Speaker 1 notes that ivermectin has broken through to the public sphere beyond COVID and is now discussed for many diseases. Speaker 0 asks where ivermectin stands in the scientific and medical community today and what other use cases exist for the medicine. Speaker 1 responds that thousands of doctors follow their data; 18,000 GI doctors see their data when they publish or present at the American College of Gastroenterology. Word-of-mouth in the medical community is a major form of marketing, with one doctor speaking to another. Referencing the COVID era, Speaker 1 mentions corruption and retractions, then describes ivermectin as having created a healthcare revolution where doctors have lined up to work to see other benefits of ivermectin without needing to ask permission to treat patients. A whole branch of healthcare is moving away from the same institute that Speaker 1 helped create drugs to market with his sisters. He says a group of doctors who had sponsored or helped pharma are turning away from pharma and exploring other methods to treat patients. He states his job is to unite doctors to see the truth, while bringing pharma back to being righteous and stopping data manipulation and scientist censorship. Speaker 1 references his book, Let’s Talk SH.T, acknowledging he could be wrong and challenging others to prove him wrong and reproduce the data to retract the hypothesis or paper. He emphasizes that the scientific process should be followed, especially when everything was done by the book and as well as he could. He adds that the research was not funded by others; it was funded by his savings. He created the microbiome research foundation with the goal of raising money to study kids with autism and to push an IND to the FDA, which cost about $600,000 to obtain FDA approval. He clarifies that no external party paid for this work, and he continues to struggle to raise funds to treat poor autistic kids who cannot afford expensive stool testing, drugs, and vitamins; they need help and everyone should step in to assist these kids. Speaker 1 concludes that their focus is fixing autism, with the aim of later addressing Parkinson’s, Alzheimer’s, and cancer.

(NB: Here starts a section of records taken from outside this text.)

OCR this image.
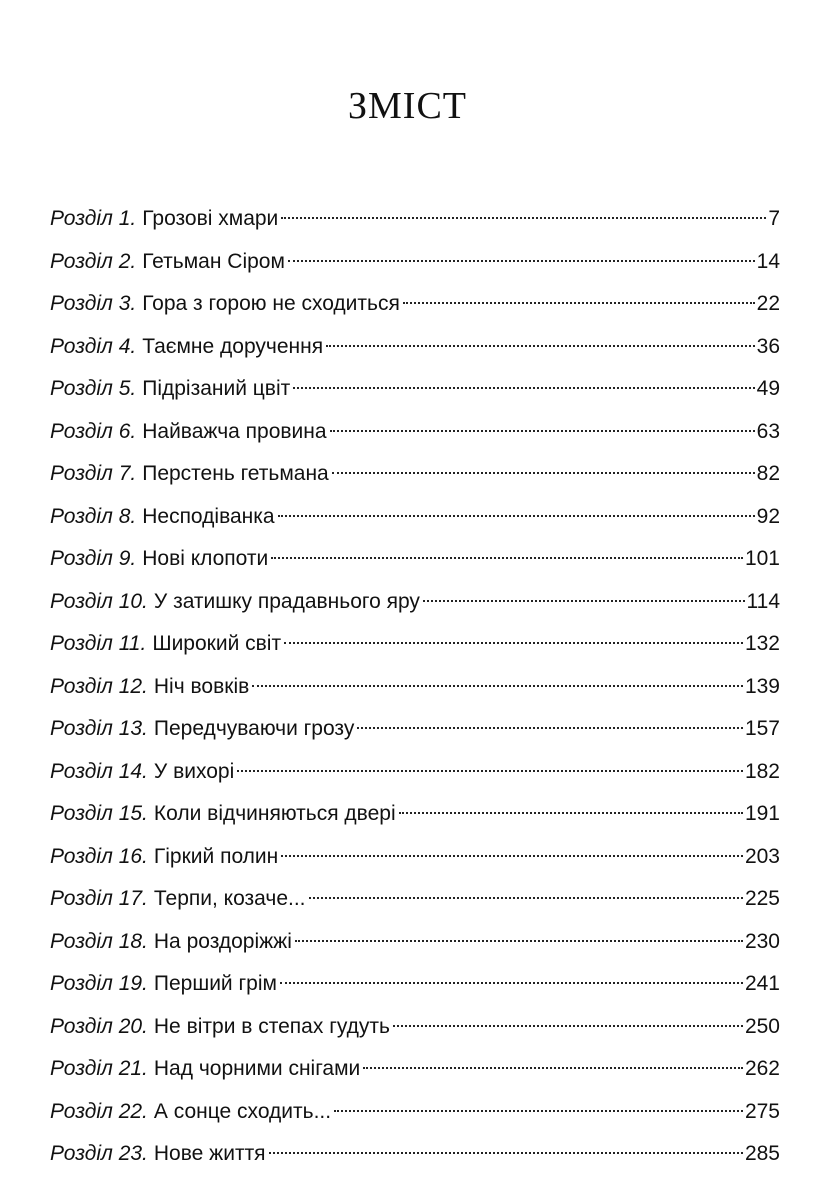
ЗМІСТ
Розділ 1. Грозові хмари	7
Розділ 2. Гетьман Сіром	14
Розділ 3. Гора з горою не сходиться	22
Розділ 4. Таємне доручення	36
Розділ 5. Підрізаний цвіт	49
Розділ 6. Найважча провина	63
Розділ 7. Перстень гетьмана	82
Розділ 8. Несподіванка	92
Розділ 9. Нові клопоти	101
Розділ 10. У затишку прадавнього яру	114
Розділ 11. Широкий світ	132
Розділ 12. Ніч вовків	139
Розділ 13. Передчуваючи грозу	157
Розділ 14. У вихорі	182
Розділ 15. Коли відчиняються двері	191
Розділ 16. Гіркий полин	203
Розділ 17. Терпи, козаче...	225
Розділ 18. На роздоріжжі	230
Розділ 19. Перший грім	241
Розділ 20. Не вітри в степах гудуть	250
Розділ 21. Над чорними снігами	262
Розділ 22. А сонце сходить...	275
Розділ 23. Нове життя	285
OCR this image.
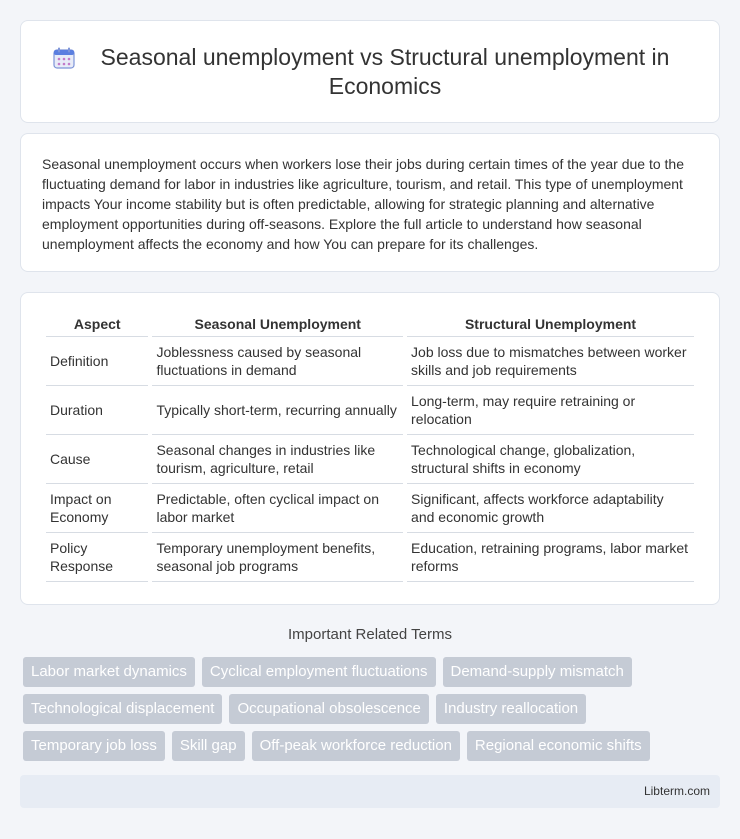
Seasonal unemployment vs Structural unemployment in Economics

Seasonal unemployment occurs when workers lose their jobs during certain times of the year due to the fluctuating demand for labor in industries like agriculture, tourism, and retail. This type of unemployment impacts Your income stability but is often predictable, allowing for strategic planning and alternative employment opportunities during off-seasons. Explore the full article to understand how seasonal unemployment affects the economy and how You can prepare for its challenges.

Aspect	Seasonal Unemployment	Structural Unemployment
Definition	Joblessness caused by seasonal fluctuations in demand	Job loss due to mismatches between worker skills and job requirements
Duration	Typically short-term, recurring annually	Long-term, may require retraining or relocation
Cause	Seasonal changes in industries like tourism, agriculture, retail	Technological change, globalization, structural shifts in economy
Impact on Economy	Predictable, often cyclical impact on labor market	Significant, affects workforce adaptability and economic growth
Policy Response	Temporary unemployment benefits, seasonal job programs	Education, retraining programs, labor market reforms
Important Related Terms
Labor market dynamics	Cyclical employment fluctuations	Demand-supply mismatch
Technological displacement	Occupational obsolescence	Industry reallocation
Temporary job loss	Skill gap	Off-peak workforce reduction	Regional economic shifts
Libterm.com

Once it was determined to be safe, the speaker began using a treatment and found that it worked. Over 6,000 patients were treated, and those who received early treatment avoided hospitalization. Some patients came in very sick in their second week, with oxygen saturation in the low 80s, refusing to go to the hospital. The speaker's office offered them the option to possibly die there. They treated these patients with IV steroids, IV antibiotics, home oxygen, and high doses of ivermectin, without using monoclonal antibodies, and the patients were saved.